With half the ten songs released as singles, you might think there wasn’t a lot of quality left on the back half of the album. That is largely true of what happens on Joel’s later albums, which is why this list is so heavily weighted toward the 1970s. By the end of the ‘80s, as many as seven of the tracks on multiple albums were in fact released as singles. But on The Stranger, the two best songs were never released as singles.

With “Scenes From an Italian Restaurant,” that decision was almost entirely related to length. At over seven minutes long, “Scenes…” was not exactly a standard-issue single in the 1970s. (A few years earlier, on “The Entertainer,” Billy had lamented music labels' propensity for cutting every single down to “three-oh-five.”

If “Scandinavian Skies” revealed Joel’s debt to Lennon, “Scenes…” was all Paul McCartney. Around this time, McCartney was experimenting with multi-movement pop songs – suites that would move back and forth between several distinct song motifs while maintaining a coherent throughline. That’s exactly what Billy achieved on “Scenes…”

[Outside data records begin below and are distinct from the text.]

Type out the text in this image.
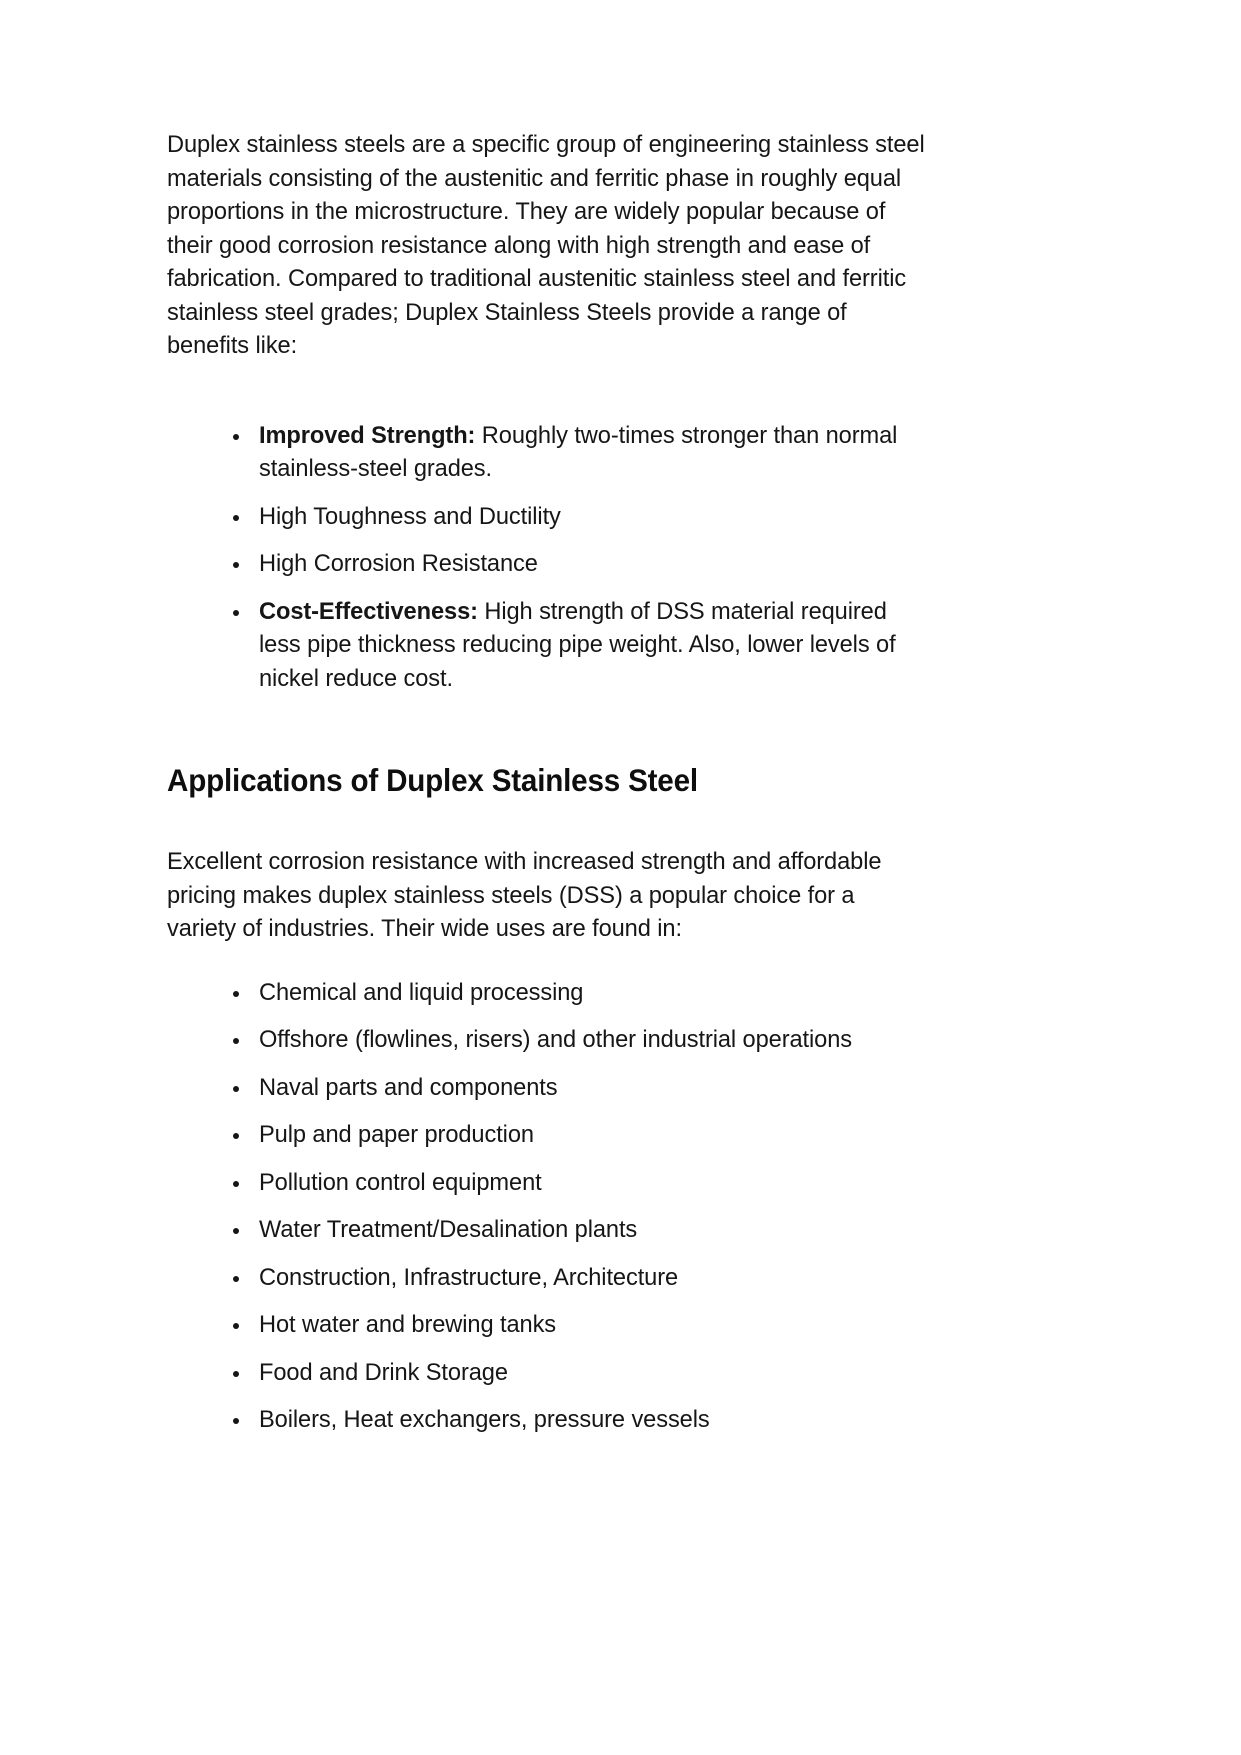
Duplex stainless steels are a specific group of engineering stainless steel materials consisting of the austenitic and ferritic phase in roughly equal proportions in the microstructure. They are widely popular because of their good corrosion resistance along with high strength and ease of fabrication. Compared to traditional austenitic stainless steel and ferritic stainless steel grades; Duplex Stainless Steels provide a range of benefits like:

Improved Strength: Roughly two-times stronger than normal stainless-steel grades.
High Toughness and Ductility
High Corrosion Resistance
Cost-Effectiveness: High strength of DSS material required less pipe thickness reducing pipe weight. Also, lower levels of nickel reduce cost.
Applications of Duplex Stainless Steel

Excellent corrosion resistance with increased strength and affordable pricing makes duplex stainless steels (DSS) a popular choice for a variety of industries. Their wide uses are found in:

Chemical and liquid processing
Offshore (flowlines, risers) and other industrial operations
Naval parts and components
Pulp and paper production
Pollution control equipment
Water Treatment/Desalination plants
Construction, Infrastructure, Architecture
Hot water and brewing tanks
Food and Drink Storage
Boilers, Heat exchangers, pressure vessels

There are three sections – the romantic nostalgia that opens and closes the song, and the two up-tempo themes that tell the basic story in the middle. “Brenda and Eddie were the popular steadies and the King and the Queen of the prom” is the beginning of a classic mini-movie that runs “from the high to the low to the end of the show for the rest of their lives.”

If you do a quick internet search for Billy Joel’s greatest songs, “Scenes…”, the song that was considered too long to be a single, shares the distinction with the iconic “Piano Man” of being at the top of that list more than any other Billy Joel song. Its reputation is well-deserved.